Hacker News new | ask | show | jobs
by zamadatix 19 days ago
They mean anyone will only ever be able to get some rather than all because of how DNS works. Even that site is unable to find all such mappings for every IP. I.e. the first option to build such a dataset is to use rDNS lookups, but it's optional to configure those and many don't bother (opting to just have the forward lookup). The other way about it is collecting domains and seeing which IPs they resolve to, but this is only ever partial (there is no such thig as a conplete lists of domains in the world) and has additional problems with CDNs or things hosted in more than one place at once (you need to do a lookup from every possible location each domain could conceivably be hosted to be sure you get all of the reverse mappings for that domain).

As an example: Unless you know my domains ahead of time you'll never be able to come up with what domains are hosted on my IPs because I don't bother to configure rDNS. So those IPs will look like they host no servers (or only some if you only had a partial list of my domains) rather than all of them on those IPs.

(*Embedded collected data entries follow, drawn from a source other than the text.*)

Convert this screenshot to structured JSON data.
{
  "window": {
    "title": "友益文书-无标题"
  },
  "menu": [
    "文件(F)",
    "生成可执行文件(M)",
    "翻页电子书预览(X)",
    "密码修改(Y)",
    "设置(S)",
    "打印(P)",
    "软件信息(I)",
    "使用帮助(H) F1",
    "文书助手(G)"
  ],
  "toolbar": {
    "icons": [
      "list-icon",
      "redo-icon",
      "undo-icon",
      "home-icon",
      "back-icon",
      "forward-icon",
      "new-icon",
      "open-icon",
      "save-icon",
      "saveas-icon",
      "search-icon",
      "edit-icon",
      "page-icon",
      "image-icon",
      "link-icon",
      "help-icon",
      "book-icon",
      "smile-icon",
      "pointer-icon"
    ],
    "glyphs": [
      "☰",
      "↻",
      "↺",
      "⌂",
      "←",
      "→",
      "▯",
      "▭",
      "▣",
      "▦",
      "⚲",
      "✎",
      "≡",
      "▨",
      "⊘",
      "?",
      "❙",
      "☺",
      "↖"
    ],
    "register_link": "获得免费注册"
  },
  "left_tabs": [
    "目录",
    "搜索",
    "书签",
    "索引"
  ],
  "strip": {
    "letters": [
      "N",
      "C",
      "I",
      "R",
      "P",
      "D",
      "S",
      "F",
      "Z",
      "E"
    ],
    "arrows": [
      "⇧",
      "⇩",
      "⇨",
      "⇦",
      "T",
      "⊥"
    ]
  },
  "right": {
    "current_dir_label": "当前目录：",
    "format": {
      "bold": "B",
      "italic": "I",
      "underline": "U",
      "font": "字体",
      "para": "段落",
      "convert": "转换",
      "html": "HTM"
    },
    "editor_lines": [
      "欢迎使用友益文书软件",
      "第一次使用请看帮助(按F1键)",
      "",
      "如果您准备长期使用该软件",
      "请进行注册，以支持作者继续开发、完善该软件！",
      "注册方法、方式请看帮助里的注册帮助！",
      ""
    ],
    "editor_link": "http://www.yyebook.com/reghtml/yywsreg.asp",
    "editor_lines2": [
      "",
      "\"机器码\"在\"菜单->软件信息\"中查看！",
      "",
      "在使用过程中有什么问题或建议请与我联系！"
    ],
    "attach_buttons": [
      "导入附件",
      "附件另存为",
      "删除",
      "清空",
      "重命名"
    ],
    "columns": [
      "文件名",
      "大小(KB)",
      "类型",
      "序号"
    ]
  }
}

Anyways, for free data sources trying to get a partial view of this you can check out Rapid7's Sonar or Common Crawl. Each should have the pieces needed to construct this kind of view from the data.

1 comments

Sonar does seem to have data here: https://opendata.rapid7.com/

But it seems you've to go through their sales team and all for the data.

I can't find CommonCrawl making their DNS resolution available.

Common Crawl doesn't publish raw DNS separately, you have to pull the information out of the aggregate database. The WARC-IP-Address header should record the IP Common Crawl connected to for the site.
Good timing, I'm about to release that dataset.